Beach in Ibiza, Spain

Port d'es Torrent is in a small cove within the bay of Sant Antoni Bay. The beach is on the northern seaboard of the Spanish island of Ibiza. Although it is but a short distance from Sant Antoni, it is in the municipality of Sant Josep de sa Talaia. Platja d'es Torrent is 12.6 mi north west of Ibiza town, and 3.6 mi west around the bay from Sant Antoni. In 2012 Port d'es Torrent is one of the 12 blue flag beaches on the island.

==Description==
This small bay gets its name from the seasonal stream which originates on the slopes of Sa Talaiassa, the highest point on the islands, and runs down to its terminus in this small cove. Platja Port d’es Torrent is at the western end of the Bay of Sant Antoni. In the summer season, the beach is patrolled by lifeguards. The beach is made up of fine gold sand and slopes very gently into the shallow water at the head of this cove.
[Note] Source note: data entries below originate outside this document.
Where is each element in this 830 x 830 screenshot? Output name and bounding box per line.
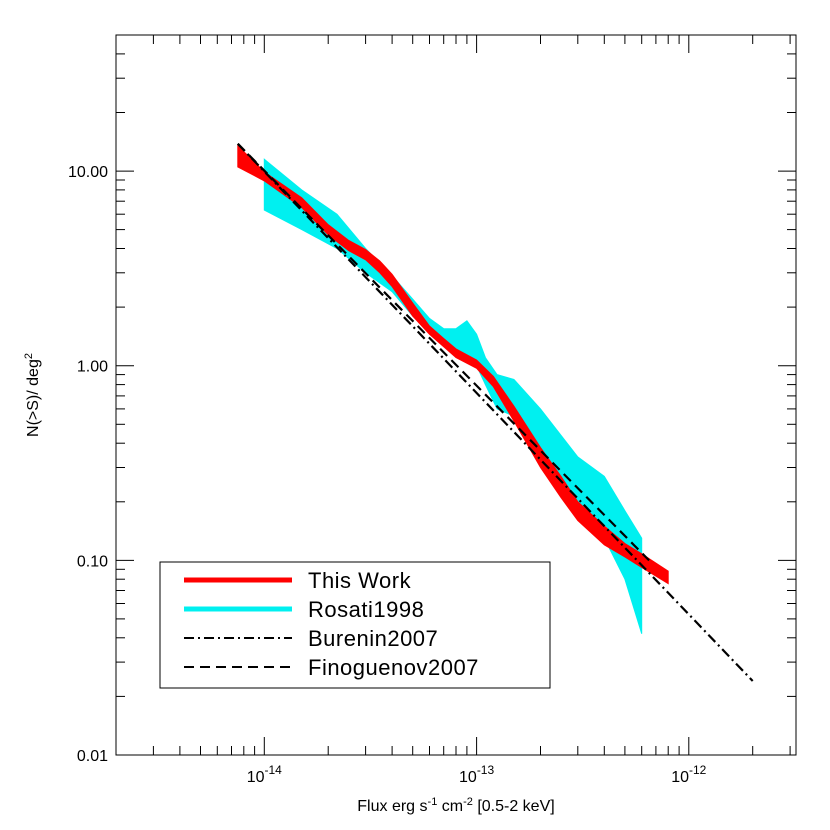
series-line-finoguenov2007 (237, 143, 650, 562)
axis-tick-labels: 10-14 10-13 10-12 0.01 0.10 1.00 10.00 (68, 164, 707, 786)
legend: This Work Rosati1998 Burenin2007 Finoguenov… (159, 561, 551, 689)
y-tick-label: 1.00 (77, 359, 108, 376)
series-layer (237, 143, 754, 682)
y-tick-label: 0.10 (77, 553, 108, 570)
legend-label: Burenin2007 (308, 626, 438, 651)
x-axis-title: Flux erg s-1 cm-2 [0.5-2 keV] (357, 796, 554, 815)
series-line-burenin2007 (237, 143, 754, 682)
legend-label: Finoguenov2007 (308, 655, 479, 680)
legend-label: Rosati1998 (308, 597, 424, 622)
y-axis-title: N(>S)/ deg2 (23, 353, 42, 437)
x-tick-label: 10-12 (671, 763, 706, 786)
x-tick-label: 10-14 (247, 763, 282, 786)
x-tick-label: 10-13 (459, 763, 494, 786)
y-tick-label: 10.00 (68, 164, 108, 181)
legend-label: This Work (308, 568, 412, 593)
y-tick-label: 0.01 (77, 748, 108, 765)
axis-ticks (115, 34, 796, 756)
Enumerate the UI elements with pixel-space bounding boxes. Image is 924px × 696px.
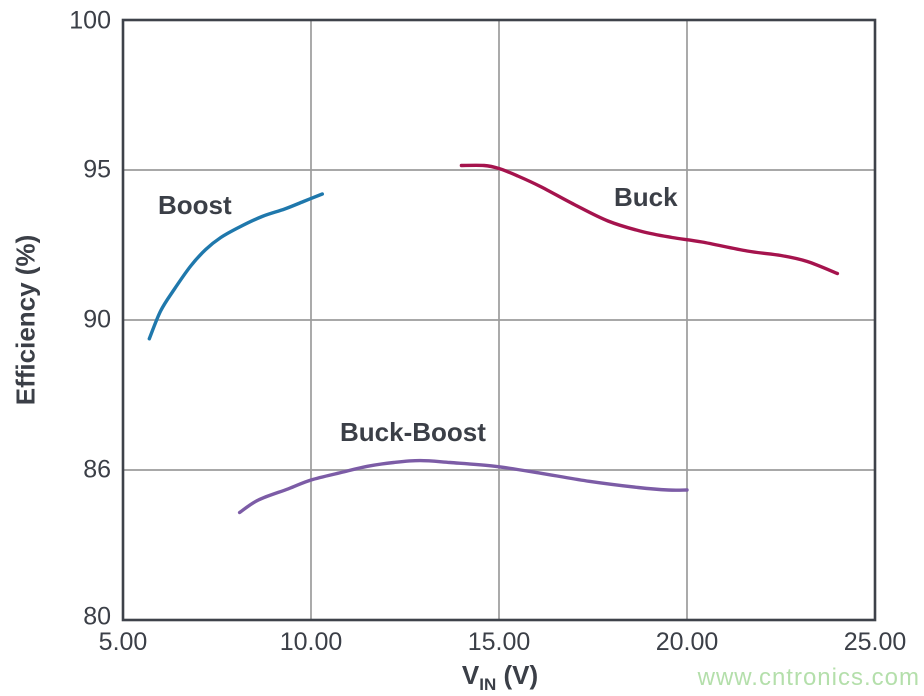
series-label-buck: Buck — [614, 182, 678, 212]
y-tick-label: 100 — [69, 6, 111, 35]
x-tick-label: 20.00 — [655, 628, 719, 656]
y-tick-label: 86 — [83, 455, 111, 484]
series-curve-buck-boost — [237, 458, 689, 515]
series-curve-buck — [459, 163, 840, 276]
x-tick-label: 10.00 — [279, 628, 343, 656]
y-tick-label: 80 — [83, 602, 111, 631]
x-tick-label: 5.00 — [98, 628, 148, 656]
x-tick-label: 25.00 — [843, 628, 907, 656]
series-label-buck-boost: Buck-Boost — [340, 417, 486, 447]
x-axis-title-sub: IN — [479, 675, 497, 694]
series-curve-boost — [147, 192, 324, 341]
x-axis-title-base: V — [461, 660, 480, 690]
x-axis-title-unit: (V) — [503, 660, 539, 690]
y-axis-title: Efficiency (%) — [10, 234, 41, 406]
x-tick-label: 15.00 — [467, 628, 531, 656]
y-tick-label: 95 — [83, 155, 111, 184]
x-axis-title: VIN (V) — [461, 660, 539, 694]
watermark: www.cntronics.com — [697, 664, 920, 691]
series-label-boost: Boost — [158, 190, 232, 220]
y-tick-label: 90 — [83, 305, 111, 334]
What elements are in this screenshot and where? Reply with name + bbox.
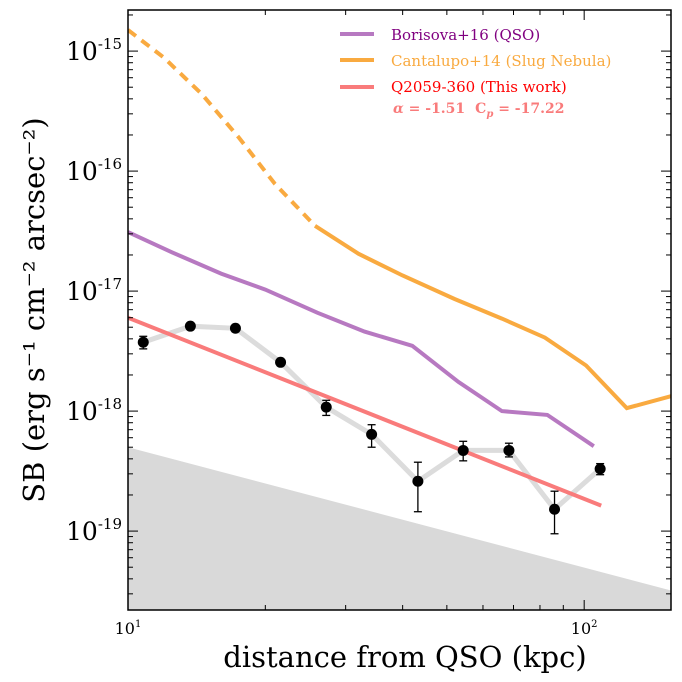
data-point <box>366 428 378 440</box>
x-tick-label: 101 <box>115 619 142 638</box>
data-point <box>594 463 606 475</box>
plot-area <box>128 28 671 610</box>
legend-label-slug-nebula: Cantalupo+14 (Slug Nebula) <box>391 52 611 70</box>
data-point <box>184 320 196 332</box>
borisova-line <box>128 230 595 448</box>
y-tick-label: 10-16 <box>66 155 122 186</box>
data-point <box>457 444 469 456</box>
this-work-fit-line <box>128 315 602 508</box>
x-axis-label: distance from QSO (kpc) <box>223 640 586 674</box>
slug-nebula-line <box>313 224 671 411</box>
noise-region <box>128 447 671 610</box>
y-tick-label: 10-18 <box>66 395 122 426</box>
slug-nebula-dashed-extension <box>128 28 317 228</box>
legend-label-borisova: Borisova+16 (QSO) <box>391 26 540 44</box>
fit-parameters-annotation: α = -1.51 Cp = -17.22 <box>393 101 564 120</box>
y-axis-label: SB (erg s⁻¹ cm⁻² arcsec⁻²) <box>17 117 51 502</box>
data-point <box>503 444 515 456</box>
error-bar <box>413 461 422 513</box>
y-tick-label: 10-17 <box>66 275 122 306</box>
data-point <box>412 475 424 487</box>
data-point <box>549 503 561 515</box>
data-point <box>137 336 149 348</box>
data-point <box>320 401 332 413</box>
y-tick-label: 10-19 <box>66 515 122 546</box>
x-tick-label: 102 <box>571 619 598 638</box>
legend-label-this-work: Q2059-360 (This work) <box>391 78 567 96</box>
legend: Borisova+16 (QSO) Cantalupo+14 (Slug Neb… <box>340 26 611 120</box>
y-axis-ticks: 10-15 10-16 10-17 10-18 10-19 <box>66 14 671 595</box>
y-tick-label: 10-15 <box>66 35 122 66</box>
data-point <box>229 322 241 334</box>
x-axis-ticks: 101 102 <box>115 10 598 638</box>
data-point <box>275 356 287 368</box>
data-markers <box>137 320 606 515</box>
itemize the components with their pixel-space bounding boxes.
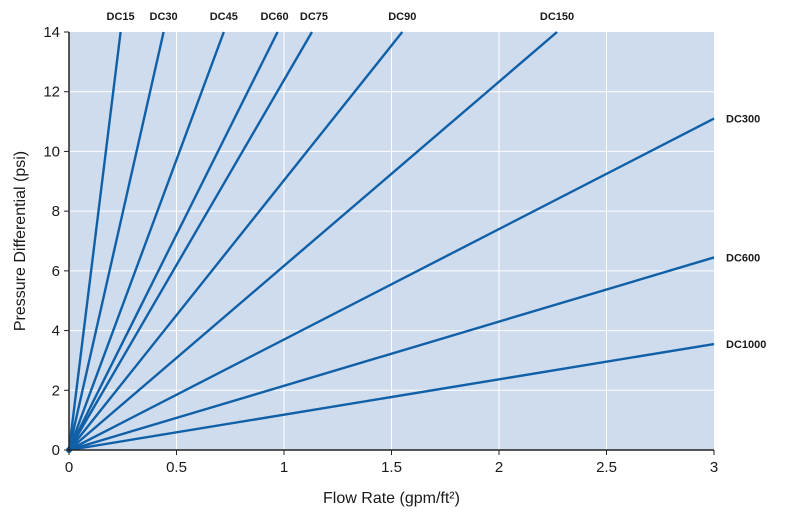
- series-lines: [66, 31, 715, 453]
- axes: [64, 31, 715, 455]
- series-line-dc1000: [68, 342, 715, 452]
- y-tick-labels: 0 2 4 6 8 10 12 14: [43, 24, 60, 459]
- x-axis-title: Flow Rate (gpm/ft²): [323, 490, 460, 507]
- series-line-dc15: [67, 31, 122, 451]
- x-tick-label: 1: [280, 459, 288, 476]
- grid: [69, 32, 714, 450]
- y-axis-title: Pressure Differential (psi): [12, 151, 29, 331]
- series-line-dc75: [67, 31, 313, 451]
- y-tick-label: 6: [52, 263, 60, 280]
- y-tick-label: 2: [52, 382, 60, 399]
- series-line-dc45: [67, 31, 225, 451]
- y-tick-label: 8: [52, 203, 60, 220]
- x-tick-label: 1.5: [381, 459, 402, 476]
- x-tick-labels: 0 0.5 1 1.5 2 2.5 3: [65, 459, 718, 476]
- series-label-dc600: DC600: [726, 252, 760, 264]
- x-tick-label: 0.5: [166, 459, 187, 476]
- series-labels: DC15 DC30 DC45 DC60 DC75 DC90 DC150 DC300 DC600 D…: [107, 11, 767, 351]
- y-tick-label: 4: [52, 323, 60, 340]
- series-line-dc30: [67, 31, 165, 451]
- y-tick-label: 12: [43, 84, 60, 101]
- series-label-dc90: DC90: [388, 11, 416, 23]
- series-label-dc150: DC150: [540, 11, 574, 23]
- series-line-dc600: [68, 256, 715, 452]
- x-tick-label: 3: [710, 459, 718, 476]
- y-tick-label: 0: [52, 442, 60, 459]
- series-label-dc60: DC60: [260, 11, 288, 23]
- series-line-dc90: [68, 31, 404, 451]
- series-label-dc15: DC15: [107, 11, 135, 23]
- x-tick-label: 2.5: [596, 459, 617, 476]
- series-line-dc150: [68, 31, 558, 451]
- series-label-dc45: DC45: [210, 11, 238, 23]
- x-tick-label: 2: [495, 459, 503, 476]
- series-label-dc300: DC300: [726, 114, 760, 126]
- series-line-dc60: [67, 31, 279, 451]
- x-tick-label: 0: [65, 459, 73, 476]
- y-tick-label: 14: [43, 24, 60, 41]
- series-line-dc300: [68, 117, 715, 452]
- series-label-dc30: DC30: [150, 11, 178, 23]
- series-label-dc75: DC75: [300, 11, 328, 23]
- y-tick-label: 10: [43, 143, 60, 160]
- series-label-dc1000: DC1000: [726, 339, 766, 351]
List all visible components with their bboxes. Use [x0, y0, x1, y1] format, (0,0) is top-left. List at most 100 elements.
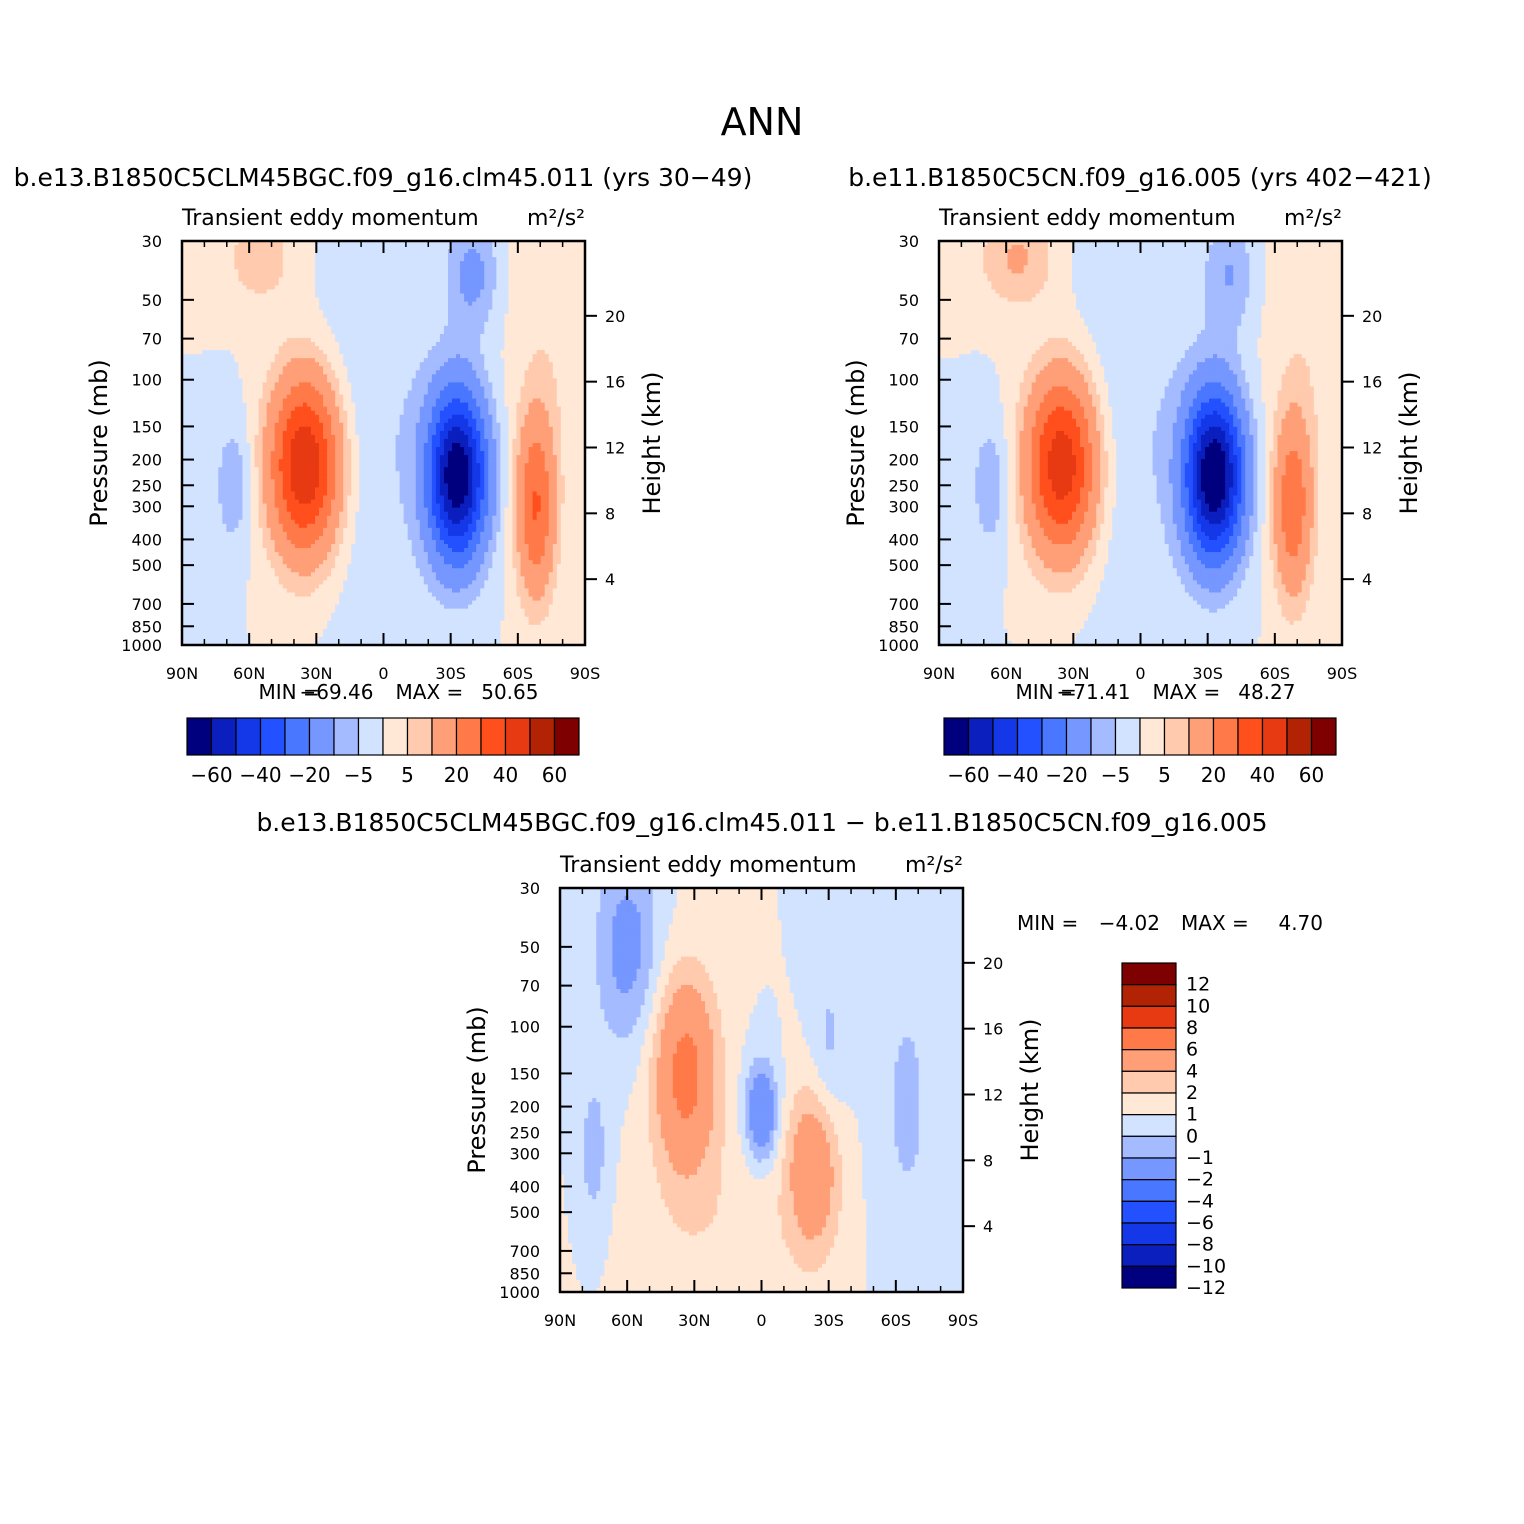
contour-cell	[190, 358, 195, 363]
contour-cell	[323, 277, 328, 282]
contour-cell	[580, 309, 586, 315]
contour-cell	[520, 430, 526, 436]
contour-cell	[314, 402, 320, 408]
contour-cell	[472, 406, 477, 412]
contour-cell	[460, 422, 465, 428]
contour-cell	[190, 265, 195, 270]
contour-cell	[210, 257, 215, 262]
contour-cell	[246, 337, 252, 343]
contour-cell	[556, 406, 562, 412]
contour-cell	[443, 418, 449, 424]
contour-cell	[294, 253, 300, 258]
contour-cell	[190, 249, 195, 254]
contour-cell	[504, 253, 510, 258]
contour-cell	[439, 261, 445, 266]
contour-cell	[367, 426, 373, 432]
contour-cell	[327, 402, 332, 408]
contour-cell	[282, 273, 288, 278]
contour-cell	[431, 305, 437, 311]
contour-cell	[194, 346, 199, 351]
contour-cell	[327, 297, 332, 303]
contour-cell	[544, 337, 550, 343]
contour-cell	[476, 426, 481, 432]
contour-cell	[512, 402, 518, 408]
contour-cell	[198, 293, 203, 299]
contour-cell	[431, 261, 437, 266]
contour-cell	[290, 337, 296, 343]
contour-cell	[576, 378, 582, 383]
contour-cell	[359, 333, 364, 339]
contour-cell	[327, 378, 332, 383]
contour-cell	[427, 406, 433, 412]
contour-cell	[504, 354, 510, 359]
contour-cell	[379, 386, 385, 392]
contour-cell	[383, 434, 389, 440]
contour-cell	[254, 293, 260, 299]
contour-cell	[520, 434, 526, 440]
contour-cell	[355, 394, 360, 400]
contour-cell	[488, 313, 493, 319]
contour-cell	[576, 350, 582, 355]
contour-cell	[327, 301, 332, 307]
contour-cell	[387, 414, 393, 420]
contour-cell	[427, 350, 433, 355]
contour-cell	[302, 305, 308, 311]
contour-cell	[472, 289, 477, 295]
contour-cell	[379, 289, 385, 295]
contour-cell	[194, 337, 199, 343]
contour-cell	[452, 309, 457, 315]
contour-cell	[460, 394, 465, 400]
contour-cell	[254, 321, 260, 327]
contour-cell	[419, 434, 425, 440]
contour-cell	[435, 281, 441, 287]
contour-cell	[476, 358, 481, 363]
contour-cell	[544, 342, 550, 347]
contour-cell	[568, 350, 574, 355]
contour-cell	[339, 333, 344, 339]
contour-cell	[270, 321, 276, 327]
contour-cell	[472, 358, 477, 363]
contour-cell	[492, 245, 497, 250]
contour-cell	[395, 378, 401, 383]
contour-cell	[427, 293, 433, 299]
contour-cell	[314, 362, 320, 367]
contour-cell	[182, 406, 187, 412]
contour-cell	[520, 382, 526, 388]
contour-cell	[435, 342, 441, 347]
contour-cell	[335, 358, 340, 363]
contour-cell	[500, 333, 505, 339]
contour-cell	[387, 422, 393, 428]
contour-cell	[435, 317, 441, 323]
contour-cell	[363, 325, 368, 331]
contour-cell	[202, 297, 207, 303]
contour-cell	[347, 313, 352, 319]
contour-cell	[371, 358, 377, 363]
contour-cell	[331, 241, 336, 246]
contour-cell	[464, 285, 469, 291]
contour-cell	[500, 402, 505, 408]
contour-cell	[456, 281, 461, 287]
contour-cell	[359, 293, 364, 299]
contour-cell	[383, 438, 389, 444]
contour-cell	[250, 269, 256, 274]
contour-cell	[399, 406, 405, 412]
contour-cell	[262, 281, 268, 287]
contour-cell	[524, 426, 530, 432]
contour-cell	[198, 249, 203, 254]
contour-cell	[254, 285, 260, 291]
contour-cell	[452, 422, 457, 428]
contour-cell	[371, 386, 377, 392]
contour-cell	[395, 333, 401, 339]
contour-cell	[282, 325, 288, 331]
contour-cell	[375, 257, 381, 262]
contour-cell	[371, 354, 377, 359]
contour-cell	[254, 434, 260, 440]
contour-cell	[367, 257, 373, 262]
contour-cell	[302, 434, 308, 440]
contour-cell	[314, 366, 320, 371]
contour-cell	[182, 249, 187, 254]
contour-cell	[202, 370, 207, 375]
contour-cell	[496, 249, 501, 254]
contour-cell	[528, 362, 534, 367]
contour-cell	[508, 241, 514, 246]
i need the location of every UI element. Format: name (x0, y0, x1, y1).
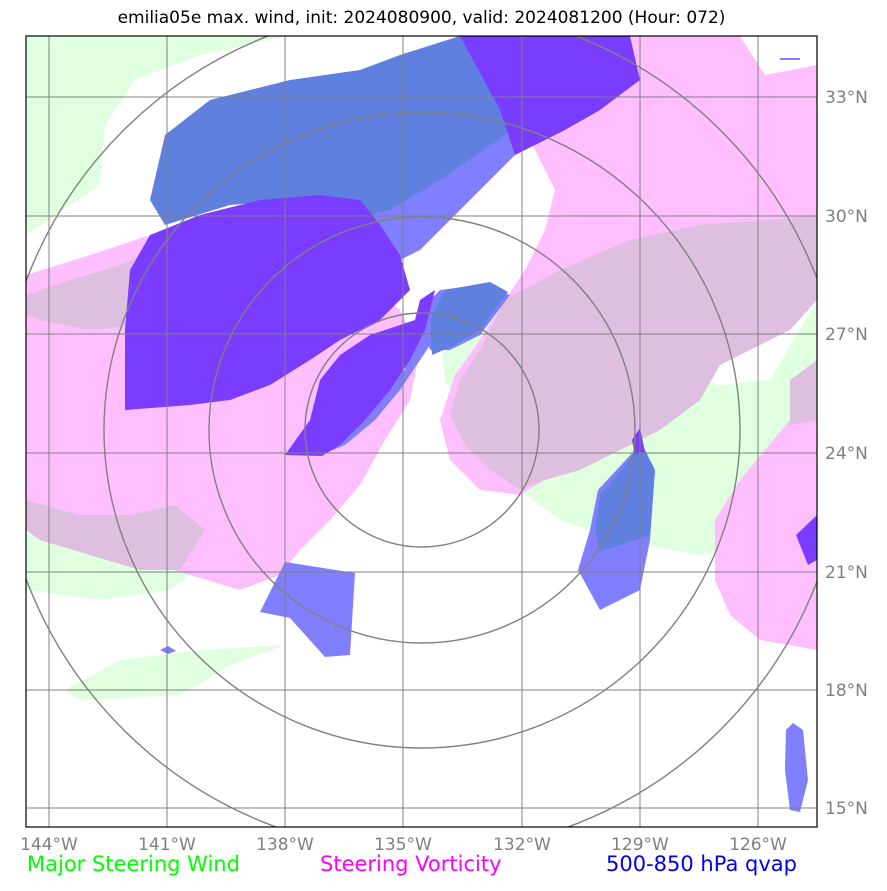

The water at the mouth of the inlet is deeper and gives a good opportunity for diving and snorkelling.

The area around the Port d'es Torrent has a small amount of developed land at the back of the beach, which consists of villas and low-rise hotels and apartments. There are several restaurants and bars in the vicinity, including one on the beach.